The Alfa, manufactured by Allied Cycle Works, is a fresh new bike made in Little Rock, Arkansas. The full carbon race-ready frame, priced and built to scale, rises above the noise in an industry that has sent big brand manufacturing to Asia—a move that has left the U.S. with producers of metal frame or carbon boutique bikes that cost as much as a kidney. Allied is changing that.
“Tony Karklins [founder of Allied Cycles], always wanted to build what he thought was a better bike, reshoring cycling from the engineering and manufacturing while stimulating jobs and the economy here in Arkansas,” said Dustin Williams, Allied’s Director of Marketing and Technology.
The Alfa, which debuted this past winter, is that bike. At only 875 grams (in a 56cm frame), this racing bicycle competes with the current elite-level road bikes, yet is designed and built in America.
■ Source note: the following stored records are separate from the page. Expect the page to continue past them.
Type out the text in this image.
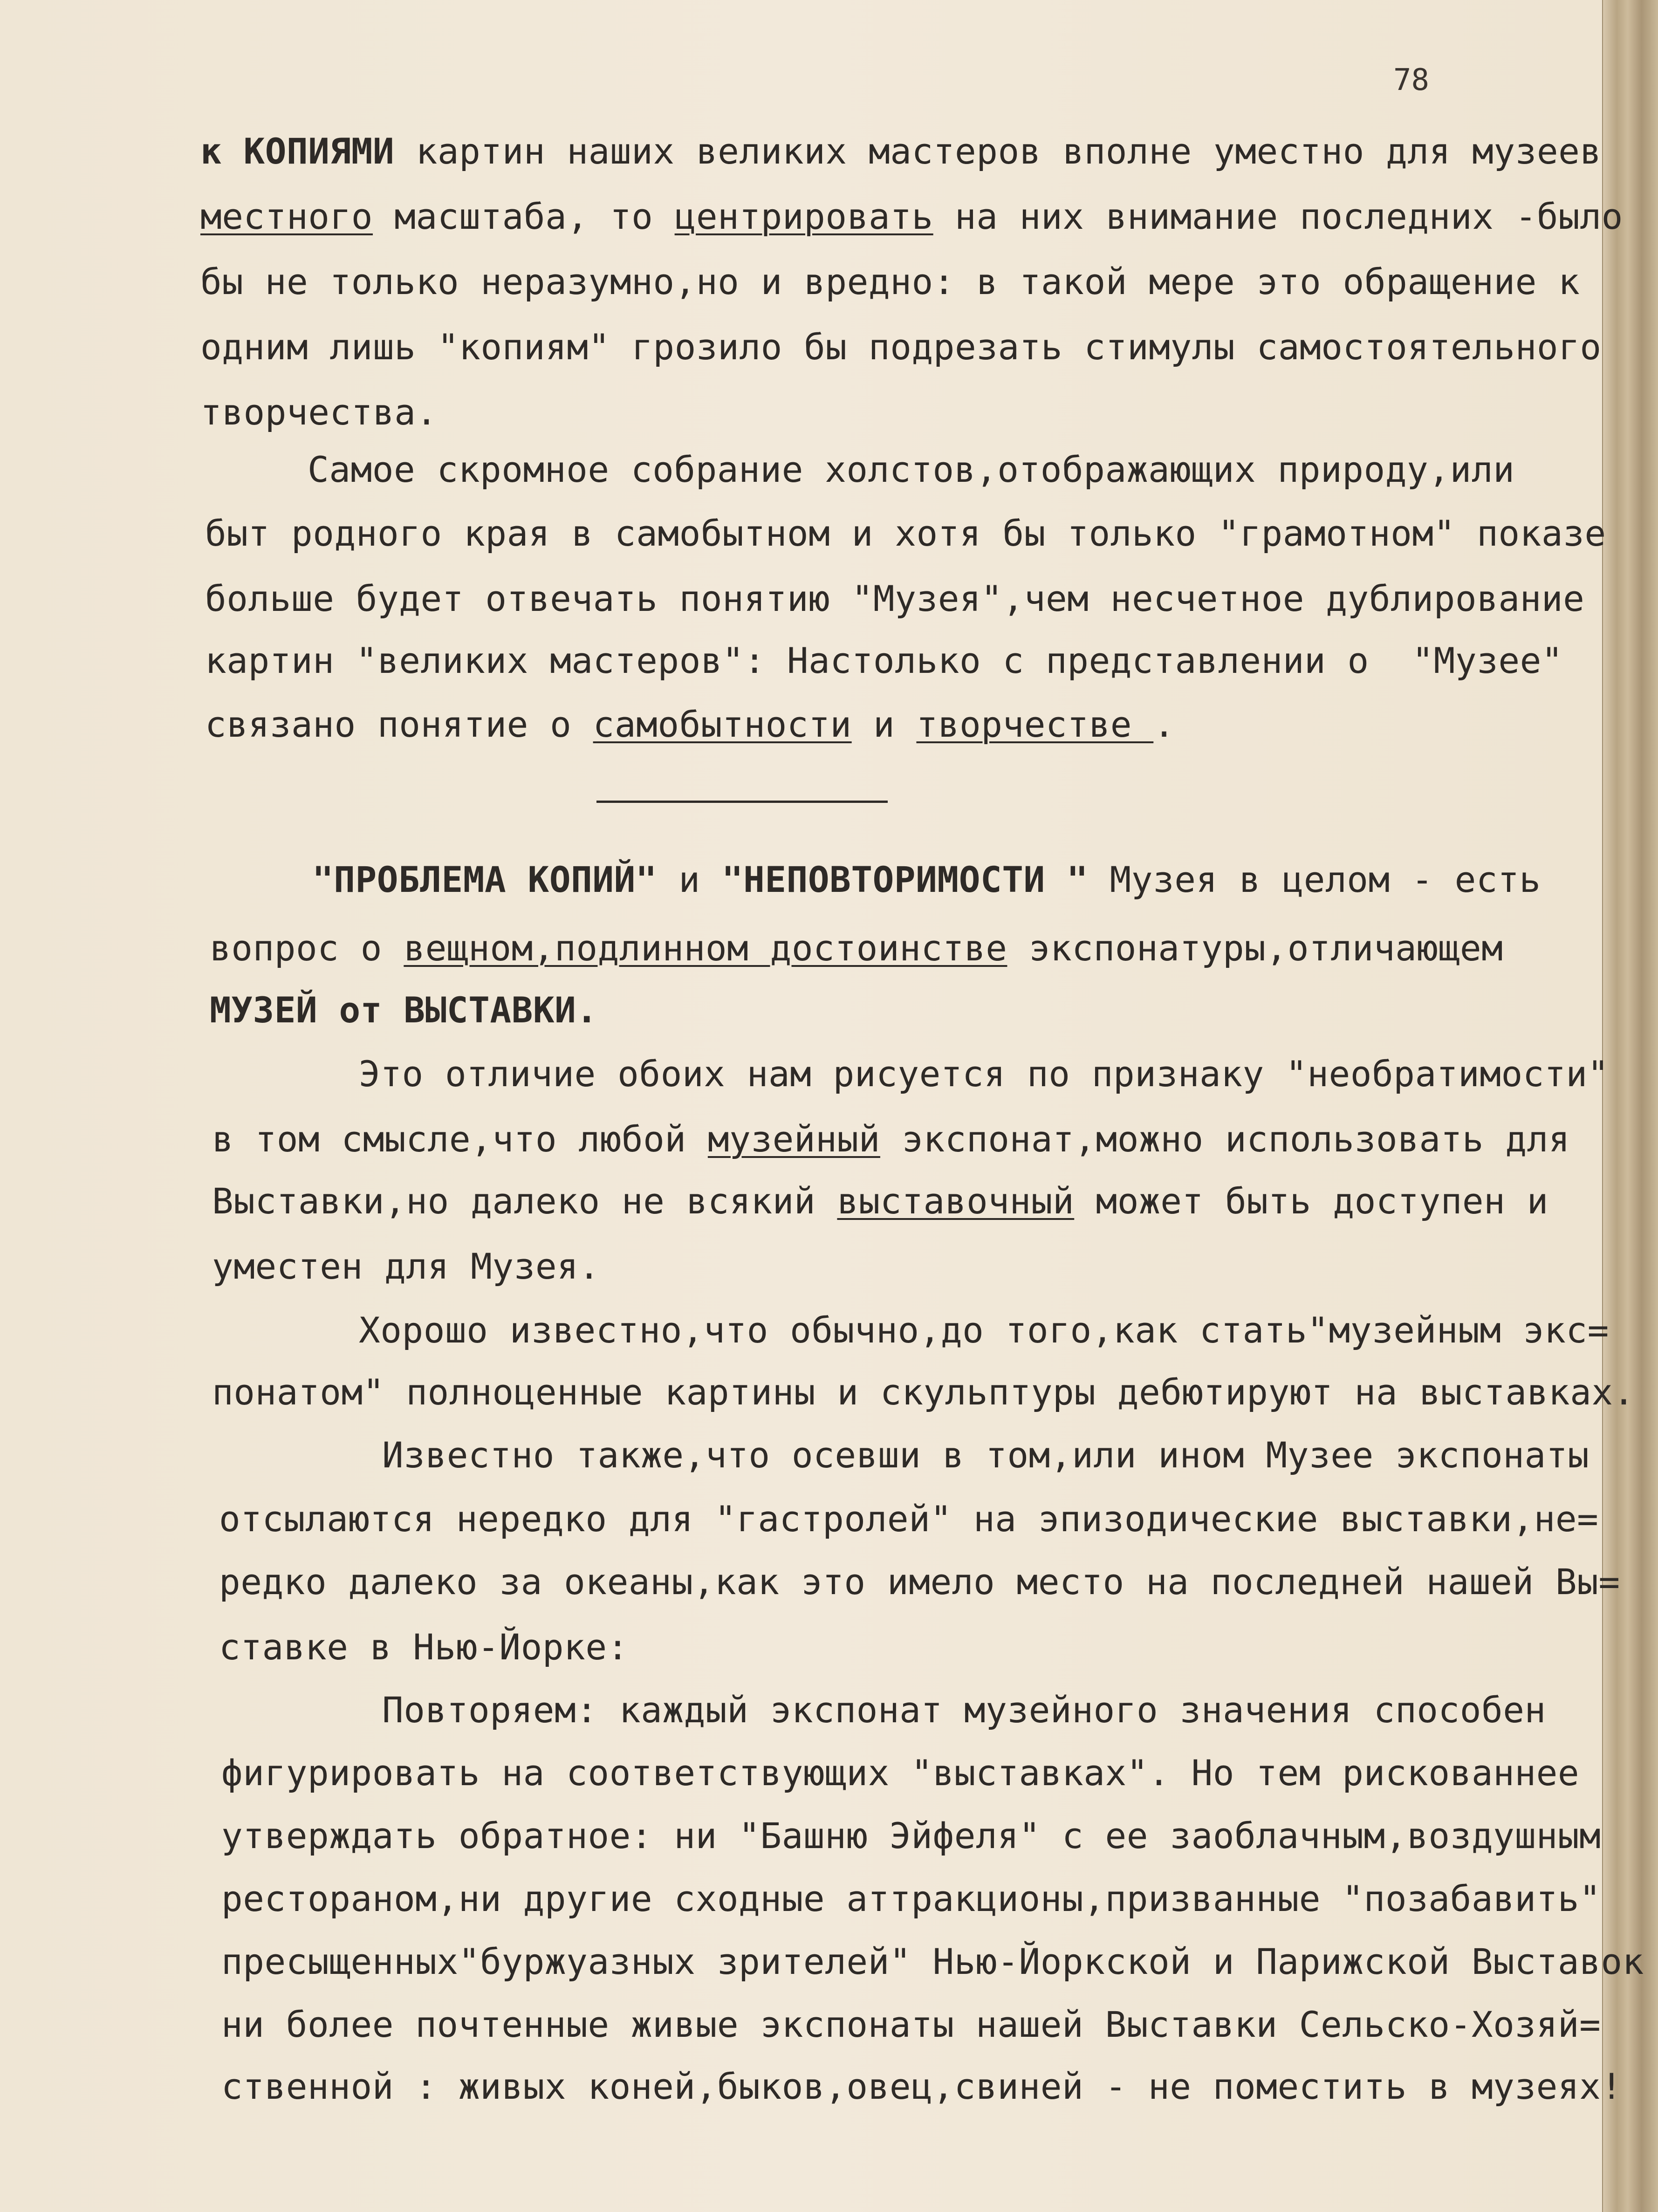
78
к КОПИЯМИ картин наших великих мастеров вполне уместно для музеев
местного масштаба, то центрировать на них внимание последних -было
бы не только неразумно,но и вредно: в такой мере это обращение к
одним лишь "копиям" грозило бы подрезать стимулы самостоятельного
творчества.
Самое скромное собрание холстов,отображающих природу,или
быт родного края в самобытном и хотя бы только "грамотном" показе
больше будет отвечать понятию "Музея",чем несчетное дублирование
картин "великих мастеров": Настолько с представлении о  "Музее"
связано понятие о самобытности и творчестве .
"ПРОБЛЕМА КОПИЙ" и "НЕПОВТОРИМОСТИ " Музея в целом - есть
вопрос о вещном,подлинном достоинстве экспонатуры,отличающем
МУЗЕЙ от ВЫСТАВКИ.
Это отличие обоих нам рисуется по признаку "необратимости"
в том смысле,что любой музейный экспонат,можно использовать для
Выставки,но далеко не всякий выставочный может быть доступен и
уместен для Музея.
Хорошо известно,что обычно,до того,как стать"музейным экс=
понатом" полноценные картины и скульптуры дебютируют на выставках.
Известно также,что осевши в том,или ином Музее экспонаты
отсылаются нередко для "гастролей" на эпизодические выставки,не=
редко далеко за океаны,как это имело место на последней нашей Вы=
ставке в Нью-Йорке:
Повторяем: каждый экспонат музейного значения способен
фигурировать на соответствующих "выставках". Но тем рискованнее
утверждать обратное: ни "Башню Эйфеля" с ее заоблачным,воздушным
рестораном,ни другие сходные аттракционы,призванные "позабавить"
пресыщенных"буржуазных зрителей" Нью-Йоркской и Парижской Выставок
ни более почтенные живые экспонаты нашей Выставки Сельско-Хозяй=
ственной : живых коней,быков,овец,свиней - не поместить в музеях!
It’s a product of Karklins’ longtime experience within the cycling industry and ability to assemble a dream team to fulfill that vision.
Karklins, who is from Arkansas, has been in the cycling industry for 27 years. Following years in retail, he brought Orbea from Spain, becoming the U.S. Distributor and the North American Managing Director—a move that helped Orbea become the top selling European bike company in the States by 2005. He left Orbea in 2014, with the idea to bring carbon manufacturing to the U.S., which was when Guru, a boutique carbon manufacturer in Montreal, Canada, filed for bankruptcy.
“Tony bid for the entire facility and won the auction,” said Williams. “They shipped everything down to Little Rock, putting it back together here.” Karklins brought along Olivier Lavigeuer, an engineer technician from Guru, and added Sam Pickman and Chris Meertens, engineers and product developers from Specialized, to form the initial Allied team.
After months of engineering, designing, production, and staffing the factory, Allied launched in 2017. The process is incredibly detail oriented, wherein prepreg carbon sheets are specifically aligned and molded into the frame parts, then cured, finished, and painted—the custom nature allows for various color options.
The hype quickly spread regarding American made carbon bikes built to scale—meaning the price isn’t inflated, as is the case with boutique companies that only build a handful of bikes. For example, the Alfa Frame costs $3,000 with the Innegra Carbon Fork while the foreign manufactured Specialized Tarmac is priced slightly higher and also heavier. In the span of a few days post launch, the company already had 150 bikes on backorder.
Ordering The Bike
It took a couple weeks for my bike to arrive after placing my order. During that time I was sent photos of the process—images that only fueled my twitch to get on it. With a 10-year-old aluminum frame coupled with aftermarket carbon clincher wheels, Fizik bars, posts and stems, and a Dura Ace crank with Ultegra drivetrain, I opted to just purchase the Alfa frame and build up the bike myself. Alternatively, Allied can build your ride for you with various components and accessory options.
As a skier and former competitive rower, road biking has become my way to stay honest and fit through the summer. However, over the past few years it became quite clear that my addiction to hill climbs would benefit from a better frame. Luckily the Alfa was just that. When the package arrived it was so damn light I wondered if they just shipped me a big empty box.
On the road the Alfa feels light and quick. From the first afternoon ride to becoming fully acquainted to its feel day in and day out, I continue to be blown away with its ability to transfer power as I change cadence and speeds while climbing. The Alfa is stiff yet reactive, and remarkably stable when the winds are howling during a descent down the Wasatch canyons.
The design is clean and caught the attention of a local pro and coach, who applauded its spacing near the drivetrain and wheel wells as well as the ability to fit between sizes. In addition to standard frame sizes, the Alfa comes in plus sizes, which designate a 2cm taller head tube. Furthermore, your bike mechanic will enjoy the ease of the BSA bottom bracket.
While bred for racing and all-around high performance, the Alfa is one of three bikes now produced by Allied including the ultra-high performance Echo frameset and the recently launched All Road—which brings a new twist on the cross bike definition. They’ve also managed to ramp up production, eliminating the back order delay. Mostly a direct to consumer business via their website, alliedcycleworks.com, they have a couple dozen dealers scattered across the country.
Allied seems to have instantly found a niche, not only producing carbon bikes in the U.S., but making them better than the rest. The ‘Made Here’ emblem on my frame is a proud nod to that. Yet beyond the notion of origin, the Alfa is fast, and my sleek balanced Azzurri blue speed machine makes me excited to jump on the bike every day. At least, until the snow starts flying.